Strumpshaw is a village and civil parish in the English county of Norfolk. It is located on the northern bank of the River Yare around 6 mi south-east of Norwich. The parish covers an area of 11.69 km2 and had a population of 602 in 245 households at the 2001 census, increasing to a population of 634 in 261 households at the 2011 Census. For the purposes of local government, it falls within the district of Broadland.

The villages name means 'stump wood'.

The village lies a little distance from the river, on the slopes of Strumpshaw Hill, the highest area of land in the Norfolk Broads. Because of its elevation, Strumpshaw hosted, from the late 1790s through to the mid-1810s, a repeater station in the shutter telegraph chain linking the Admiralty in London with Great Yarmouth. The Wherry Lines railway line running between Norwich and Great Yarmouth and Lowestoft runs through the parish. Trains call at Buckenham railway station at weekends only.

The small villages of Buckenham and Hassingham, formerly both parishes in their own right, lie within the civil parish of Strumpshaw.

==Strumpshaw Hall==
Strumpshaw Hall lies closer to the river, next to the railway line. It is the home of the Strumpshaw Hall Steam Museum, with a collection of traction engines and steam rollers.
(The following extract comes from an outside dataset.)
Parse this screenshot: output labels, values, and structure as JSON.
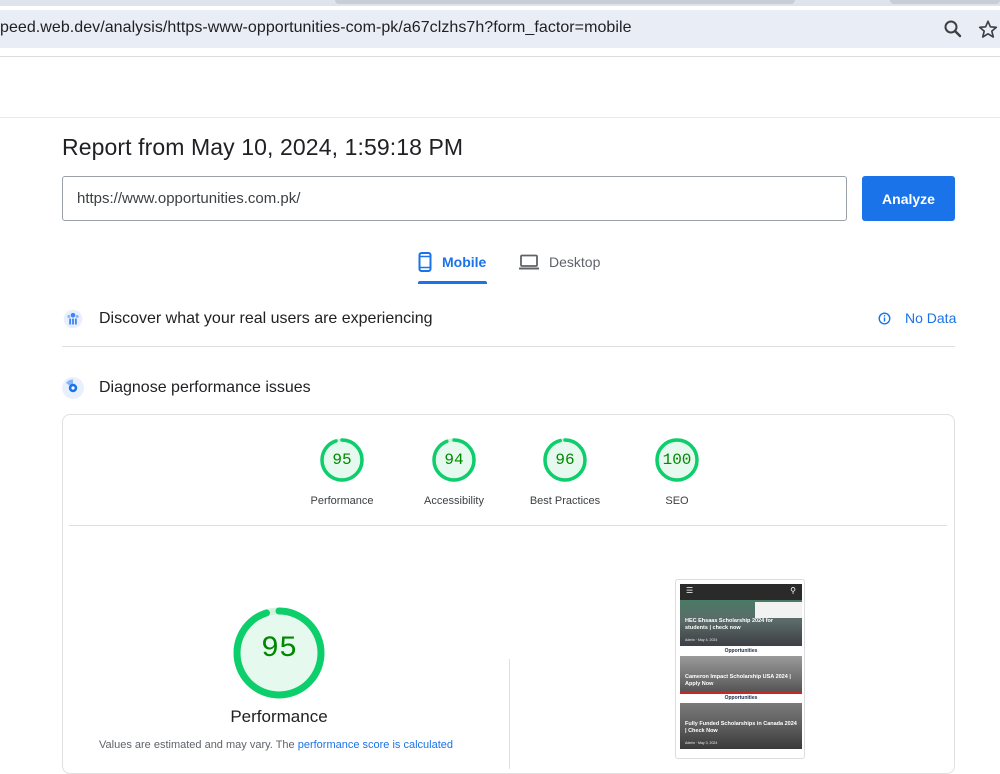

It also has a showman's engine, a steam wagon and a narrow-gauge railway with a Simplex diesel disguised as a steam engine.

==Natural environment==
The Strumpshaw Fen RSPB reserve is operated by the Royal Society for the Protection of Birds. It caters for up to 20,000 visitors annually. It is bordered to the east by Buckenham Marshes RSPB reserve and lies within the Mid-Yare National Nature Reserve and Yare Broads and Marshes Site of Special Scientific Interest.

==Rail Access==
The nearest station is Buckenham railway station on the Wherry Line.